Ultras and Protest Politics
I've wondered why the soccer fans called "Ultras" have been such an important force in Arab revolutionary politics, especially in Egypt. Toby Matthiesen points toward this article on the topic by James Dorsey in the scholarly journal Mobilization:
For years, ultras in the Middle East have staged frequent stadium battles with the police and rival fans, a zero-sum game for control of a venue they saw as their own. States in the region viewed these autonomous, militant groups as a challenge to the regime’s monopoly on the means of coercion, and a potentially serious threat to their authority. In the name of public safety they turned football pitches into virtual fortresses, ringed by black steel and armed security personnel. The ultras, for their part, radicalized in response to the militarization of the stadium, though they did not always frame their militancy as political. “We steer clear of politics. Competition in Egypt is on the soccer pitch. We break the rules and regulations when we think they are wrong. You don’t change things in Egypt talking about politics. We're not political, the government knows that and that is why it has to deal with us,” said one Egyptian ultra in 2010, after his group overran a police barricade erected to prevent it from bringing flares, fireworks and banners into a stadium (Dorsey 2011). In recent years, violent clashes erupted almost weekly...
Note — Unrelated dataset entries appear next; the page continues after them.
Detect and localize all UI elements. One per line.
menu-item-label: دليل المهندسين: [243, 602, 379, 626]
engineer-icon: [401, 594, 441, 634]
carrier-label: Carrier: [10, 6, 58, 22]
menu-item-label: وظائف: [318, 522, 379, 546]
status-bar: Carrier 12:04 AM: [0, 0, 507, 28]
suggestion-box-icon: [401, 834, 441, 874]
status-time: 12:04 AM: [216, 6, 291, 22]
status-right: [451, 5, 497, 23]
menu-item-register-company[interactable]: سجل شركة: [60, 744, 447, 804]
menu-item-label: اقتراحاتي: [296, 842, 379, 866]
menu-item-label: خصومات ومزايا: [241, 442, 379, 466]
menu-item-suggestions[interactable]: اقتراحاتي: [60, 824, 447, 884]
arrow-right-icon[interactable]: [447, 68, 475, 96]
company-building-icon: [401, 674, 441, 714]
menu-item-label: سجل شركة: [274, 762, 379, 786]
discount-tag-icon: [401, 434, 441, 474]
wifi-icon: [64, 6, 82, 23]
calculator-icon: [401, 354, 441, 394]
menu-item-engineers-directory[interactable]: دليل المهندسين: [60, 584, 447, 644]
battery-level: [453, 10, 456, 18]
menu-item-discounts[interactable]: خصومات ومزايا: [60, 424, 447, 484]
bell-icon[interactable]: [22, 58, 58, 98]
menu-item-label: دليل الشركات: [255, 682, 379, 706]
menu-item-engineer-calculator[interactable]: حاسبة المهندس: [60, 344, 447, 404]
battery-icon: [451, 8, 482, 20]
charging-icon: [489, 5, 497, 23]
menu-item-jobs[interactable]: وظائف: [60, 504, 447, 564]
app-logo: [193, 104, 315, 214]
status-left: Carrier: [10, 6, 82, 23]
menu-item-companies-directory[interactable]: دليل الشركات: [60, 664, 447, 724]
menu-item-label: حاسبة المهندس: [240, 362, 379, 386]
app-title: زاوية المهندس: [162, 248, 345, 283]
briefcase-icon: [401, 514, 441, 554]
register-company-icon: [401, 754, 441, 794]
In these countries and elsewhere, ultras and other soccer fans came to view soccer officials as tools of the regime, and even disparaged some of the athletes as mercenaries, playing only for money. The ultras considered themselves the only defenders of the true values of their squad...
For more than a decade, Tunisian ultras had forged links with Takriz, a secretive self- described “cyber think tank and street resistance network,” founded in 1998, whose name is a street-slang profanity that expresses a feeling of frustrated anger. In 1999, several Takriz activists attended a Tunisian soccer cup match that erupted in violence with scores injured, several fatally. The ultras’ militant spirit impressed the activists, who reached out to fan groups and developed a web forum for ultras from different teams. At the end of 2009, Takriz and the ultras decided the time was right to mobilize. “So we turned up the heat in the stadiums and started boiling the Internet. We decided to fuck everybody,” said Foetus, one of Takriz’s founders, who identifies himself only by his alias (Pollock 2011). They used Facebook to put opposition forces on the spot for being too timid and intimidated. “We had to electroshock’ them to get people to do that last step. Then we built momentum, momentum, momentum,” said Waterman, the alias for another Takriz founder. (Pollock 2011). In the street battles that ensued with security forces in early 2011 in the run-up to Ben Ali’s departure into exile on January 14, in which some 300 people were killed, ultras and members of Takriz formed the protestors’ fighting core (Pollock 2011).
(In Egypt) the ultras’ street-battle experience helped other protesters break down barriers of fear that had kept them from confronting the regime in the past. "We were in the front line. When the police attacked we encouraged people. We told them not to run or be afraid. We started firing flares. People took courage and joined us, they know that we understand injustice and liked the fact that we fight the devil,” said Hassan.